LAHORE: The 20th death anniversary of Pakistan’s first Nobel prize winner Dr Abdus Salam passed away without any significant mentions on Monday. The only event in his memory is scheduled at his alma mater, the Government College University (GCU) Lahore, and that too two days later.
The great scientist passed away on November 21, 1996 in Oxford, United Kingdom but not a single ceremony has ever been organised to commemorate his death or praise his contributions in the field of science.
'Every child should be told about Abdus Salam'
Though the federal government set up the Dr Abdus Salam Chair at GCU in 1999, the staffers have been awaiting permanent appointments since. They are usually hired on one- or two-year contracts.
Dr G Murtaza was nominated as the Salam Professor for the chair in 2000. Apart from the assistant professor, two research officers, two post doctoral fellows, one assistant and an attendant are working with the chair.
Dr Murtaza told The Express Tribune that the department had actually planned a three-day Abdus Salam symposium for November 21, 22 and 23 but it had to be put off because of the holiday announced in Lahore owing to Imam Hussain’s Chehlum.
No other mentions
Besides the GCU, no other event has been planned for the scientist’s death anniversary. Punjab University spokesperson confirmed the varsity had never organised any conference on Dr Abdus Salam.
The Jamaat-e-Ahmadiyya spokesperson believes the great physicist has been discriminated against only because of his religious beliefs. Dr Salam belonged to the minority Ahmadiyya community.
Spokesperson Saleemudin told The Express Tribune that being an Ahmadi, Dr Salam faced this discrimination in his life that continued afterwards as well. “He was a hero for Pakistan. But I have never seen his portraits along with other national heroes put up on national days,” he added.
Dr Abdus Salam and all the wrong choices Pakistan made
Dr Salam’s 400-square-foot house comprising two rooms in Mohalla Dawood Nahar in Jhang Tehsil was declared a national monument in 1981. This is the house where the physicist was born in 1926.
“There have never been any commemorative ceremonies for Dr Salam at this house as long as I have lived here,” one of the neighbours Nadeem says. A signboard outside the house states the property is protected under the Antiquities Act, 1975.
Nadeem said the outer wall of the house fell some time ago and was repaired by neighbours before the archaeology department took the property into its custody and deputed a caretaker for the site.
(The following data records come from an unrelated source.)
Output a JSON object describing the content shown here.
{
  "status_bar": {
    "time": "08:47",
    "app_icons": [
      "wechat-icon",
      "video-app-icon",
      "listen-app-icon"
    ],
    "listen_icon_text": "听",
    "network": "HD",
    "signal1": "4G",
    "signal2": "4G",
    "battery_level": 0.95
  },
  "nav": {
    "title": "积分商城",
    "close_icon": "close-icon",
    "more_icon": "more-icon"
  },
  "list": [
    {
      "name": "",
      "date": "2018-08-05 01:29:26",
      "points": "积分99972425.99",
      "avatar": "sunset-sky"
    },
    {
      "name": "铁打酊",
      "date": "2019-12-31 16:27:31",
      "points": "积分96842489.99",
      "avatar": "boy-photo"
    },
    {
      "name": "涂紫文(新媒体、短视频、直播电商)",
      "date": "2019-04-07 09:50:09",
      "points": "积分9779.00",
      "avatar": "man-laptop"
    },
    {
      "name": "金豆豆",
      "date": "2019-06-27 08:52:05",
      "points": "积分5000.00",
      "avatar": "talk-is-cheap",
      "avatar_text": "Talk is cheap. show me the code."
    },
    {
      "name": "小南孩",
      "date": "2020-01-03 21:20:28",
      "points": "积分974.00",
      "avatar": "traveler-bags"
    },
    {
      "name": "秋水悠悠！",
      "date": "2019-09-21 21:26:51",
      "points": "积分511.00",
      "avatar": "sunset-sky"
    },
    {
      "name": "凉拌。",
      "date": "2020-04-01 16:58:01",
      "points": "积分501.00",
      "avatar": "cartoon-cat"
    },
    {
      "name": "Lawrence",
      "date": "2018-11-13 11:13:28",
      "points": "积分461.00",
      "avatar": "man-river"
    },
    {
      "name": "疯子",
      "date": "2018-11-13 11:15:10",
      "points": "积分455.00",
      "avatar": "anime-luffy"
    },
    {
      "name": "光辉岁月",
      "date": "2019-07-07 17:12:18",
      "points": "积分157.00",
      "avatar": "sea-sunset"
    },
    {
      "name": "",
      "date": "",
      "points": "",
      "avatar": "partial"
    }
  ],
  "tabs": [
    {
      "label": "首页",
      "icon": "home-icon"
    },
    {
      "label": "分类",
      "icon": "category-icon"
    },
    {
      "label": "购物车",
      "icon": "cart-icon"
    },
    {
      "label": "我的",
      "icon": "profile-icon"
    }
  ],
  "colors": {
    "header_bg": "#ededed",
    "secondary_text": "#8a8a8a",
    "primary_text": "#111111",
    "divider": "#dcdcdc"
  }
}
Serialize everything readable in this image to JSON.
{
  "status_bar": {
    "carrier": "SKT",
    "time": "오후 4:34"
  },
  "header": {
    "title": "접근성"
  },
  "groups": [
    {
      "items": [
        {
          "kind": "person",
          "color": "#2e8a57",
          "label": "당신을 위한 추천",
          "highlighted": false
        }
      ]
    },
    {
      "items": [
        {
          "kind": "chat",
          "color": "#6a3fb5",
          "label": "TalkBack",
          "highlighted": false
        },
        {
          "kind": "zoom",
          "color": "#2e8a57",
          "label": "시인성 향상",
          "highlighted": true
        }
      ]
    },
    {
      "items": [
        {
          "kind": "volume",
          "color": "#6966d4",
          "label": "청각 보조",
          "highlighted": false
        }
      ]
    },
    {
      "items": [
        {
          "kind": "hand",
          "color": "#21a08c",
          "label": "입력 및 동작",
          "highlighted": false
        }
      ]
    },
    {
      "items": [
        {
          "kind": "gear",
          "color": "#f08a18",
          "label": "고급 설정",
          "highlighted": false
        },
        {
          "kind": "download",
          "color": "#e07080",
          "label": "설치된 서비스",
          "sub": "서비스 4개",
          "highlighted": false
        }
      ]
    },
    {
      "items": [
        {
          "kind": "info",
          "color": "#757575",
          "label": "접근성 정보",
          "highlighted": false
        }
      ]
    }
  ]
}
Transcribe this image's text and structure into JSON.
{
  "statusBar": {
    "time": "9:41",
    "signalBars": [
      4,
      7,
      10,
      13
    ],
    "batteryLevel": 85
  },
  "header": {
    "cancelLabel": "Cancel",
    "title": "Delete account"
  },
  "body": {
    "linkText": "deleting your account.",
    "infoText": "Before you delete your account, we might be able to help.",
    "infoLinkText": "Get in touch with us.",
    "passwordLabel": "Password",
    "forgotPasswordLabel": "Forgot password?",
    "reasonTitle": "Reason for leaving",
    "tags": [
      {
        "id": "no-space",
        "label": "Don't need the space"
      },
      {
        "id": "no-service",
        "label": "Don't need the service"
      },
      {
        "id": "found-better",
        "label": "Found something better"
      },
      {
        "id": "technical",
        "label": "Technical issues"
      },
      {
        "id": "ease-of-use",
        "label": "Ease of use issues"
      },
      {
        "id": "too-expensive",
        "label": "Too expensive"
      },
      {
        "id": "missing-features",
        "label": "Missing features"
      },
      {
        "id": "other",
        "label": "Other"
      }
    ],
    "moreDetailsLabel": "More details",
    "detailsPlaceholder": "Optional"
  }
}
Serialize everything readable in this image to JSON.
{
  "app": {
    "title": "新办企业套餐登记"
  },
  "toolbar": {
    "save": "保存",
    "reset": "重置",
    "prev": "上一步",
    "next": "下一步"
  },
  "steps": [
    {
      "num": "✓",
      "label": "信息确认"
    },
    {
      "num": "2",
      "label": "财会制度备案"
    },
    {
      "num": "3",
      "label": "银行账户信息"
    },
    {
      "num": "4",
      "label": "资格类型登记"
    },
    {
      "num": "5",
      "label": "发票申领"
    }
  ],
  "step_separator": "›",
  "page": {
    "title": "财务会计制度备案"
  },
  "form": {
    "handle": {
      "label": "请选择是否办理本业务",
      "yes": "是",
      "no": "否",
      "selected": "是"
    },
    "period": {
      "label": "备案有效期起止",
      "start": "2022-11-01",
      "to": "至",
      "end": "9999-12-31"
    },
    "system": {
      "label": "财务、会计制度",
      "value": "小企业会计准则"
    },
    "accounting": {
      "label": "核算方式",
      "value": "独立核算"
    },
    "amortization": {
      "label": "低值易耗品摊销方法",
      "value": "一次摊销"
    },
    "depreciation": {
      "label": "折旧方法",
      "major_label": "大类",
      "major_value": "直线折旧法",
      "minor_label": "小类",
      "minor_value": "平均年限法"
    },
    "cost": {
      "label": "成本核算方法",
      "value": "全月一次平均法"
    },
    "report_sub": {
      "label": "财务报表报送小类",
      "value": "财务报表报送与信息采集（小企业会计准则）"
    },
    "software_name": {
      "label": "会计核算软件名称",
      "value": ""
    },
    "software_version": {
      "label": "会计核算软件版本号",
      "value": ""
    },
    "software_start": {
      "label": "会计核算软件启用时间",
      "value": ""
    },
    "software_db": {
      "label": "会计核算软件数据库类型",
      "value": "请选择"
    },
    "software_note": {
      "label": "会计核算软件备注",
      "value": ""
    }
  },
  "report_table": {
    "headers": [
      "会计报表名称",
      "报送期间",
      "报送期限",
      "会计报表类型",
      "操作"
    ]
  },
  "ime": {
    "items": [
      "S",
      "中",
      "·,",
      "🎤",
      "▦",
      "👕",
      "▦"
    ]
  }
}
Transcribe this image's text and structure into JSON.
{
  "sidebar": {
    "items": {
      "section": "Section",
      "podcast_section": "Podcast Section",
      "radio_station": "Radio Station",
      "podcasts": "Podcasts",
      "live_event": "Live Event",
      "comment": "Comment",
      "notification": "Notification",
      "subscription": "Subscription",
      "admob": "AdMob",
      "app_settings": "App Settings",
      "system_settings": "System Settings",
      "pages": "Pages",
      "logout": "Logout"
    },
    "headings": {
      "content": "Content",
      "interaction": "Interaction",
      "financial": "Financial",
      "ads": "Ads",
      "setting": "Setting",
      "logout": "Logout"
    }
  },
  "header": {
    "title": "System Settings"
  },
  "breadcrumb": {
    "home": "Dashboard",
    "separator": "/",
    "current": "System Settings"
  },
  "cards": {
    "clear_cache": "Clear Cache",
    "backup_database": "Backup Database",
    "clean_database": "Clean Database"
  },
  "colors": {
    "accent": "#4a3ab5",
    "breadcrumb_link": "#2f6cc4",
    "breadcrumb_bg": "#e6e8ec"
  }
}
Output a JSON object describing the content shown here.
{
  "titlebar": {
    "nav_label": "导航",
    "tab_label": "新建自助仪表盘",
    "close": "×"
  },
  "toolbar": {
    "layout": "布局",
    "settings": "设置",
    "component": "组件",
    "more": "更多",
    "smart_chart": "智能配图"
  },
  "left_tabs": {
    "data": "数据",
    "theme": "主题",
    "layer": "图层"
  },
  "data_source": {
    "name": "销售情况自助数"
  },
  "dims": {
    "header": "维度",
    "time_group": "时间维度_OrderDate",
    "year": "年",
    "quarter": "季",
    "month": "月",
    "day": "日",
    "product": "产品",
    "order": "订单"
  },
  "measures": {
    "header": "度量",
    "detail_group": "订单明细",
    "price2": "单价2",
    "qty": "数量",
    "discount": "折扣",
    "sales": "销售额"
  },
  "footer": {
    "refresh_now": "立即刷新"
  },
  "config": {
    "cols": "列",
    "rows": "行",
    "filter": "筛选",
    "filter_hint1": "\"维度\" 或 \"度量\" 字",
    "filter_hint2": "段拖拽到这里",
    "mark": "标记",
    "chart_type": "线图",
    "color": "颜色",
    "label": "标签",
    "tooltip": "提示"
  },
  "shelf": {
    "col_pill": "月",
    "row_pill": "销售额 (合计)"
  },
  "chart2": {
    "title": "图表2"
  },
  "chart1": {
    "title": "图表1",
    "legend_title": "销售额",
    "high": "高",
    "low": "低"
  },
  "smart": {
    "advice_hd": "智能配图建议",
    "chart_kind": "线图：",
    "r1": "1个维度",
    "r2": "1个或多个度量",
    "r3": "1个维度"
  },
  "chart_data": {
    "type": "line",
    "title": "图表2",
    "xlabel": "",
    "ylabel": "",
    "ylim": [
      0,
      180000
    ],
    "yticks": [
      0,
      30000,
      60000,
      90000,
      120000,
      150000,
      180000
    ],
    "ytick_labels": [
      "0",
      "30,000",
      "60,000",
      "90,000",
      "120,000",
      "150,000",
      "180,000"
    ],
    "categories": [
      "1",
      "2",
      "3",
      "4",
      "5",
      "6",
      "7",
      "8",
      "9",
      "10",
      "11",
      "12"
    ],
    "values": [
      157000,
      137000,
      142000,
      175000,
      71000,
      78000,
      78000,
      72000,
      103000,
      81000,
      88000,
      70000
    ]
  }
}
The keys to the house remain with another neighbour Yasir, who opens the house for occasional visitors. Reportedly, the caretaker visits once or twice a month. The house needs repairs but the archaeology department and government seem to have no such intentions.
Journey to success
Dr Salam won a scholarship to Government College, University of Punjab and completed his MA in 1946. He then won a scholarship at St John’s College, University of Cambridge where he excelled in mathematics and physics.
In 1950, the Cambridge University awarded him for the most outstanding pre-doctoral contribution to physics. He obtained a PhD in theoretical physics and his thesis, published in 1951, contained fundamental work in quantum electrodynamics which had already gained him an international reputation.
Victim of discrimination
Dr Salam returned to Pakistan from England in 1951 to teach mathematics at Government College, Lahore. In 1952, he was appointed head of the mathematics department of Punjab University. He left Pakistan for Europe in protest against state-sanctioned discrimination and in 1979 he was awarded the Nobel Prize for his groundbreaking research in theoretical physics.
When Dr Salam travelled to Pakistan in December 1979, he was received in Lahore, Peshawar and Islamabad by the military secretaries to the governors and then president Ziaul Haq. When protesters from a politico-religious party threatened to disrupt a commemorative event at Islamabad’s Quaid-e-Azam University, the institution was compelled to shift the event to the National Assembly Hall.
Similarly, protests by Islami Jamiat Talaba disrupted an event at Punjab University, therefore Dr Salam’s alma mater Government College, Lahore chose not to invite him to the institution.
Dr Salam passed away in 1996 and was buried in Rabwah without a state funeral. The epitaph at his grave reads ‘First Nobel Laureate’ as the word ‘Muslim’ has been deleted on court orders.
Published in The Express Tribune, November 22nd, 2016.